Cotas: ponto de partida para o direito como instrumento de mudança

Boaventura de Sousa Santos discute várias perspectivas aplicáveis a diversos contextos sociais atuais no Brasil, sendo um deles a política pública de cotas raciais nas universidades. Há pouco mais de 5 anos, o STF (Supremo Tribunal Federal) deu validade à adoção da política de cotas raciais nas instituições de ensino superior do país por meio de um julgado do DEM contra o sistema de adoção de cotas da Universidade de Brasília, no qual o sistema da UnB tornou-se válido.
Analisando esse julgado sob a ótica de Boaventura, podemos tecer diversos argumentos e visões sobre as cotas raciais.
Para começar, é necessário que se destaque a diferença entre a igualdade material e a igualdade formal. As cotas realizam a igualdade material, que seria ampliar as oportunidades dos grupos menos favorecidos de modo a igualá-las as do restante da população. Visto que existe uma desigualdade histórica e discriminatória racial no Brasil – não houve política pública de reintegração do negro na sociedade e a inserção dele no mercado de trabalho quando houve a abolição da escravidão – a igualdade formal, que seria a igualdade de todos perante a lei (no âmbito jurídico), não poderia dar aos negros e índios as oportunidades “adequadas e suficientes” de ingresso no ensino superior. Assim, torna-se necessária a adoção da política de cotas.
Boaventura discute a tensão dialética entre a emancipação (lutas sociais) e a regulação (controle social). Para ele, essa tensão dialética deve ser recuperada e é justamente nela que a modernidade vai se constituir. A emancipação deve estar dentro da regulação, ou seja, dentro do direito, e em determinado momento esses dois conceitos passam a convergir. A perspectiva desse autor é a de que se possa ocupar o direito com perspectivas emancipatórias, ou seja, as lutas sociais só surtirão efeitos se estiverem dentro dessa regulação, desse controle social, que nada mais é que o direito. Portanto, a validação da política pública de cotas raciais pelo STF é justamente a inclusão dessa luta social na regulação, pois ela passa a fazer parte do Estado e do direito, legitimando-a sob a ótica do direito. E é isso que Boaventura quer nos fazer enxergar na tensão dialética entre a emancipação e a regulação.
Boaventura propõe a perspectiva do direito como zona de contato com quatro formas de existência nessas zonas de contato – violência, coexistência, reconciliação e convivialidade. Nesse caso, a universidade seria importante pra fazer a ponte entre essas zonas de contato e promover a convivialidade – saber lidar com a convivência intercultural de modo a desenvolver a tolerância.

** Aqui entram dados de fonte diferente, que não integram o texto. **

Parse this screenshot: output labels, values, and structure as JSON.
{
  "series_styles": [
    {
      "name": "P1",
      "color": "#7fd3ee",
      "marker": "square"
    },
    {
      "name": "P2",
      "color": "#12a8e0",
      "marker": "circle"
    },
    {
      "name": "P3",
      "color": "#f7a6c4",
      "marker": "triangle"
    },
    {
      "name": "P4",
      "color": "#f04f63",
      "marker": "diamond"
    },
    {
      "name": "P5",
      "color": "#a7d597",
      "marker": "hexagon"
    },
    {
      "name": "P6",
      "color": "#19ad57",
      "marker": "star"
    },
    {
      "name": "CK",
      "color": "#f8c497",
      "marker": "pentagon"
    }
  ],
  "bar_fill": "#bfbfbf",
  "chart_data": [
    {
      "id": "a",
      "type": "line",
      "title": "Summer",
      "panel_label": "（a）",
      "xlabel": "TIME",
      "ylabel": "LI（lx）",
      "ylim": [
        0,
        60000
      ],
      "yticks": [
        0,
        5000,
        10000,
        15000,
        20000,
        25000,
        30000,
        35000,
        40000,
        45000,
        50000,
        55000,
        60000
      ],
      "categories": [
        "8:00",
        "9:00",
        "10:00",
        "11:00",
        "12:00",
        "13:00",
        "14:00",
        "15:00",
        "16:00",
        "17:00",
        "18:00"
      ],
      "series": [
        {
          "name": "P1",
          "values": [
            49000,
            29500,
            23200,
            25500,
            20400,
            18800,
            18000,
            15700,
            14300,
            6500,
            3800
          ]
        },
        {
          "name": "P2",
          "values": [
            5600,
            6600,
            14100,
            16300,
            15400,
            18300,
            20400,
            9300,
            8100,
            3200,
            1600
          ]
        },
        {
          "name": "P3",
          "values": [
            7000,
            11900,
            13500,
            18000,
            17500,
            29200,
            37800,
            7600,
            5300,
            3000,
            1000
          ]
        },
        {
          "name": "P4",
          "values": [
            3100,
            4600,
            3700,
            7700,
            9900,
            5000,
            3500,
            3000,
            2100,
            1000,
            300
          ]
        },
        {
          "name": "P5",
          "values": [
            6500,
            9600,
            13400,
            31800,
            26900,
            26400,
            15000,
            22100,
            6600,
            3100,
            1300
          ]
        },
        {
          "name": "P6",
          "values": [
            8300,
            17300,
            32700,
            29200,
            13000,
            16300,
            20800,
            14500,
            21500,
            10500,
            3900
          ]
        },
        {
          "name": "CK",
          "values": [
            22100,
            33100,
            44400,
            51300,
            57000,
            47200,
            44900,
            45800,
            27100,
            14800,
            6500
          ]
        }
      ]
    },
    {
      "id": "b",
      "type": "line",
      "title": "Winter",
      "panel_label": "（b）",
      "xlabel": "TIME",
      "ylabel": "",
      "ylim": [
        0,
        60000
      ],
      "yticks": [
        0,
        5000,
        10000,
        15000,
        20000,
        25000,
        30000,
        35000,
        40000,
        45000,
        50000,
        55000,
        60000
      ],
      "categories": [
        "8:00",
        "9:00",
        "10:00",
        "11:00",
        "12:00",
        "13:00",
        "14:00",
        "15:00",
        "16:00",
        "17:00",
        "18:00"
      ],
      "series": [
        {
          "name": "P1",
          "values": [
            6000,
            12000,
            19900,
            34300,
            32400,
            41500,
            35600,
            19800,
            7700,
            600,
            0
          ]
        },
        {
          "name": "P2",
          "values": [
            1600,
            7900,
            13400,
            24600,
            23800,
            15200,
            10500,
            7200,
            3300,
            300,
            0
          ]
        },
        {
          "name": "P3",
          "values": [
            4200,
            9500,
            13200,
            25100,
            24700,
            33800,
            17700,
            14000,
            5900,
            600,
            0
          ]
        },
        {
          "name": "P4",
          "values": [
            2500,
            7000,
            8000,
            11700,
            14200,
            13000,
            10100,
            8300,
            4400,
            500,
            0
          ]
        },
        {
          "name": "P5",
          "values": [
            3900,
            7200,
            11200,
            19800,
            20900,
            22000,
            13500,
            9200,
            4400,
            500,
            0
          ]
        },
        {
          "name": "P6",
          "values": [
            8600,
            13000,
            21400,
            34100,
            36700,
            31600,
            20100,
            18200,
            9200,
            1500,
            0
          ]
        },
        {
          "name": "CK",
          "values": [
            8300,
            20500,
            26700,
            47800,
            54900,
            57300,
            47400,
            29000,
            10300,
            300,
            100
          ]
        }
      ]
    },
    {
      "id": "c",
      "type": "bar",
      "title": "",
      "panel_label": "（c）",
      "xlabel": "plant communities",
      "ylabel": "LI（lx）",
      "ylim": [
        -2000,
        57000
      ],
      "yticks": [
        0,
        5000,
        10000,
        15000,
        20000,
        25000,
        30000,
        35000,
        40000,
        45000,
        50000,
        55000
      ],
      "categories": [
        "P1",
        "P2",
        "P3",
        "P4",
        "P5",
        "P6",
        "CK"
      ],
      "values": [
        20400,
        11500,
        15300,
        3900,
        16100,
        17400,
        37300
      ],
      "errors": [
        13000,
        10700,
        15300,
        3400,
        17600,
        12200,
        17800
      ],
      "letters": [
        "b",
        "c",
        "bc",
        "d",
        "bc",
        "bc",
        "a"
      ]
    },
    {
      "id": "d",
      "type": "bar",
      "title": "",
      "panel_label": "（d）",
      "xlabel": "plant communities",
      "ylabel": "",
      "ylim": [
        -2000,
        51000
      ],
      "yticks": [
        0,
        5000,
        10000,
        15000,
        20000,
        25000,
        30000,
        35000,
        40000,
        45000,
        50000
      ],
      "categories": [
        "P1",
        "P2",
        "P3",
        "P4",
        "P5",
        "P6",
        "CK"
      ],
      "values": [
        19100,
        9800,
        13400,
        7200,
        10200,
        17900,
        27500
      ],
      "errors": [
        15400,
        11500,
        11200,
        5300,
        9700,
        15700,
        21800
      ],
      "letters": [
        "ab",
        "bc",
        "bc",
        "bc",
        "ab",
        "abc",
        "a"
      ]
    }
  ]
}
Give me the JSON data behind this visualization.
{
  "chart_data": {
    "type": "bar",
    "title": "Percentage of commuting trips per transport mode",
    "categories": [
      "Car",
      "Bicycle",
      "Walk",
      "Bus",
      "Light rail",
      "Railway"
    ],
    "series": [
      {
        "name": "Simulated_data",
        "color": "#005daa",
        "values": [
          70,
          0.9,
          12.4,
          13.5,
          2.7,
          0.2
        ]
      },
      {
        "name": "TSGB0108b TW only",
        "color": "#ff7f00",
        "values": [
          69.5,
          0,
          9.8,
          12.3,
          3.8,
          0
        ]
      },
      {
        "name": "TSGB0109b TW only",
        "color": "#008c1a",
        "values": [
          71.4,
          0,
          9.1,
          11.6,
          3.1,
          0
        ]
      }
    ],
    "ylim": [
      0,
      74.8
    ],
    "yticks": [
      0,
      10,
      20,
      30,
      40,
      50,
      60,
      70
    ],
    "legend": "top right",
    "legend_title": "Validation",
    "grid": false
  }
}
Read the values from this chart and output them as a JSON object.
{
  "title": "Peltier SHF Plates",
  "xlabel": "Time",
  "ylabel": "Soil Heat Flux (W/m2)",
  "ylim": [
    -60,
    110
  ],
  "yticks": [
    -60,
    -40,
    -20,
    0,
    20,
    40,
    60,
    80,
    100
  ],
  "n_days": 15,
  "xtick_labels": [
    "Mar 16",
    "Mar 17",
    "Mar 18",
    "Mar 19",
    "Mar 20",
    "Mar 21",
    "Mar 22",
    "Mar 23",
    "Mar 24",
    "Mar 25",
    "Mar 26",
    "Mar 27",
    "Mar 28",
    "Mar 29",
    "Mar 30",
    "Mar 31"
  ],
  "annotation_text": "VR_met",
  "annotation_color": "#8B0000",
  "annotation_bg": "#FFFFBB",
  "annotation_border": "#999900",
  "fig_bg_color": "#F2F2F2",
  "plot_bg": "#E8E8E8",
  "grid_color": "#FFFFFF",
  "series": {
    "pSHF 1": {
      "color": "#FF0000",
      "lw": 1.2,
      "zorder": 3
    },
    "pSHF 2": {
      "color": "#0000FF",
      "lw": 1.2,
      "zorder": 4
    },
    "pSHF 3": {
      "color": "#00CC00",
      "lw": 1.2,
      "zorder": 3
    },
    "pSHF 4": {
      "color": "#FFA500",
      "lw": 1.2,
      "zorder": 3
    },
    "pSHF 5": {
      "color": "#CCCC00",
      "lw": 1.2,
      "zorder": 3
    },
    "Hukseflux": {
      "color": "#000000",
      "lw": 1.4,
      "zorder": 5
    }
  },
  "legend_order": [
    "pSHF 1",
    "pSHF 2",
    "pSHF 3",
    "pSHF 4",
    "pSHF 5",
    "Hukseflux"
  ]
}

Além disso, a política de cotas pode promover o diálogo intercultural de Boaventura, a ideia da concepção de direitos humanos mestiço, o cruzamento de culturas já que ele trabalha com a ideia de que todas as culturas são incompletas. Ele propõe pensar em experiências possíveis e na mobilização do direito no hemisfério sul como uma possibilidade de mudança social.
Conclui-se que as cotas apenas iniciam a solução desse problema da exclusão social e é uma medida transitória por não termos recursos estruturais para mudanças efetivas. Entretanto, para Boaventura, esse é o germe da sociologia das emergências, não é a solução efetiva, mas o ponto de partida. Não é a emancipação em si, mas o instrumento de mudança.